Стиль путевых записок в «Герое нашего времени» богат экспрессивными красками, которые по-разному чередуются и смешиваются в повести о Бэле и в очерке «Максим Максимыч».

В очерке «Максим Максимыч» резко изменяется экспрессивное освещение образов Максима Максимыча и Печорина. Они рисуются с новой, объективной («авторской») точки зрения. Понимание их взаимоотношений, внушаемое рассказом Максима Максимыча, разрушается. Новые формы их сюжетного взаимодействия дают возможность чрезвычайно эффектно оттенить трогательную фигуру штабс-капитана.

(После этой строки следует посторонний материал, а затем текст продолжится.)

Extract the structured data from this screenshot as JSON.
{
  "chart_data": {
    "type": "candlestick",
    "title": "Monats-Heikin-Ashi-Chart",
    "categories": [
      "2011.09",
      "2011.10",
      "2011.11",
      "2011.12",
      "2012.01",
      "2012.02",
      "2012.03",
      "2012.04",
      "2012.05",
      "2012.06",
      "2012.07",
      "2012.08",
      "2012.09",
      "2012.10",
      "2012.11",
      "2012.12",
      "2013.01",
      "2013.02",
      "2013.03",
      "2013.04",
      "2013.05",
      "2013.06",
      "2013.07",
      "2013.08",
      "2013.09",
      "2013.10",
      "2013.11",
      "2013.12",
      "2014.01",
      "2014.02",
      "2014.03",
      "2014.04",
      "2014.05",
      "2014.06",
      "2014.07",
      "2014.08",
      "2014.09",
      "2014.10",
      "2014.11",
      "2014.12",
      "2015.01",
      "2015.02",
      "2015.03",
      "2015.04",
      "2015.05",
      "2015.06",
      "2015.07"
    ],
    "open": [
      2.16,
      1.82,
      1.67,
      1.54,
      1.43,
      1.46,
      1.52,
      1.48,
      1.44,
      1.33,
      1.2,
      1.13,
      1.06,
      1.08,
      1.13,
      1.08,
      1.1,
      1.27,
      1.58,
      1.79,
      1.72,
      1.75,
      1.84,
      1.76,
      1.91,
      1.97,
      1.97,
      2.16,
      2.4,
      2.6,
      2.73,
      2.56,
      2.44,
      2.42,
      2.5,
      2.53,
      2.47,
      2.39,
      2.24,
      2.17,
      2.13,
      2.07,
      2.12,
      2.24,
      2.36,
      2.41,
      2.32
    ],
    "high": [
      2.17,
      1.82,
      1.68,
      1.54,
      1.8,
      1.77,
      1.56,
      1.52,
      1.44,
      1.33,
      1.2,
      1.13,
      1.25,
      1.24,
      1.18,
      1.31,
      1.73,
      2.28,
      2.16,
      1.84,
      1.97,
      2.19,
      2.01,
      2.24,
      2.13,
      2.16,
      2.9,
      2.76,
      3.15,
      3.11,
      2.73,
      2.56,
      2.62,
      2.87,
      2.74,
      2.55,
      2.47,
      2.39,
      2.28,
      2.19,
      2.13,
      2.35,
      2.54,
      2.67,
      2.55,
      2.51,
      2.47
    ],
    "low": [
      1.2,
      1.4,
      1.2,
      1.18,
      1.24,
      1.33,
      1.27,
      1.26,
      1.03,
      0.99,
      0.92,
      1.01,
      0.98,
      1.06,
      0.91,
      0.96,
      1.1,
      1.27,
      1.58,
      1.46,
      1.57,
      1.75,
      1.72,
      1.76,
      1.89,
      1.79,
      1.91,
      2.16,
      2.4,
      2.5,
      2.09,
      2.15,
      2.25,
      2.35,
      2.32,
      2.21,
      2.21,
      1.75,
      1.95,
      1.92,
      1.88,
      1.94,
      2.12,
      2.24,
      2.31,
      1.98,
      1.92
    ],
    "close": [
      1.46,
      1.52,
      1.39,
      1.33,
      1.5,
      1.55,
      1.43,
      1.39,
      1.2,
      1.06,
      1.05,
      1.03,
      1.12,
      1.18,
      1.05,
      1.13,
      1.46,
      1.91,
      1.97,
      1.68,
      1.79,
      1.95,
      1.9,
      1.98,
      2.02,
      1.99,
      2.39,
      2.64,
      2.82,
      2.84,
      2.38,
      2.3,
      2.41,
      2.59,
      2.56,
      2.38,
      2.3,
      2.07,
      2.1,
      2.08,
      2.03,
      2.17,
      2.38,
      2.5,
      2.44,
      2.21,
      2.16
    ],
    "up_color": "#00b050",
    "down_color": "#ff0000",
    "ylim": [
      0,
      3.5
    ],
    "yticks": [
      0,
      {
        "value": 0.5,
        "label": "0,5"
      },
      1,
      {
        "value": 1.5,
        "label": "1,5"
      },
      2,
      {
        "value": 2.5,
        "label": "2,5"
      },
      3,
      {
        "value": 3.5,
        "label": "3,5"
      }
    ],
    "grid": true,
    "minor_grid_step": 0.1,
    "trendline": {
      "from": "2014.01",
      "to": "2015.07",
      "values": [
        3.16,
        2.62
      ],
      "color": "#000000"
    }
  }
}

Максим Максимыч в «Бэле» почти не действует; он только обнаруживает свое тонкое знание кавказских нравов и «рассказывает об себе все, что было занимательного». Автором лишь набросан бегло его внешний портрет49 и отмечены его жесты, лишенные индивидуального своеобразия, но являющиеся типическими приметами русского «кавказца»:

«Он молча отвечал мне на поклон и пустил огромный клуб дыма» (187); ср.: «он набил трубку, затянулся и начал рассказывать» (191); «Тут он начал щипать левый ус, повесил голову и призадумался» (190).

Ср. в «Кавказце»: «Когда новичок покупает оружие или лошадь у его приятеля узденя, он только исподтишка улыбается» (323—324).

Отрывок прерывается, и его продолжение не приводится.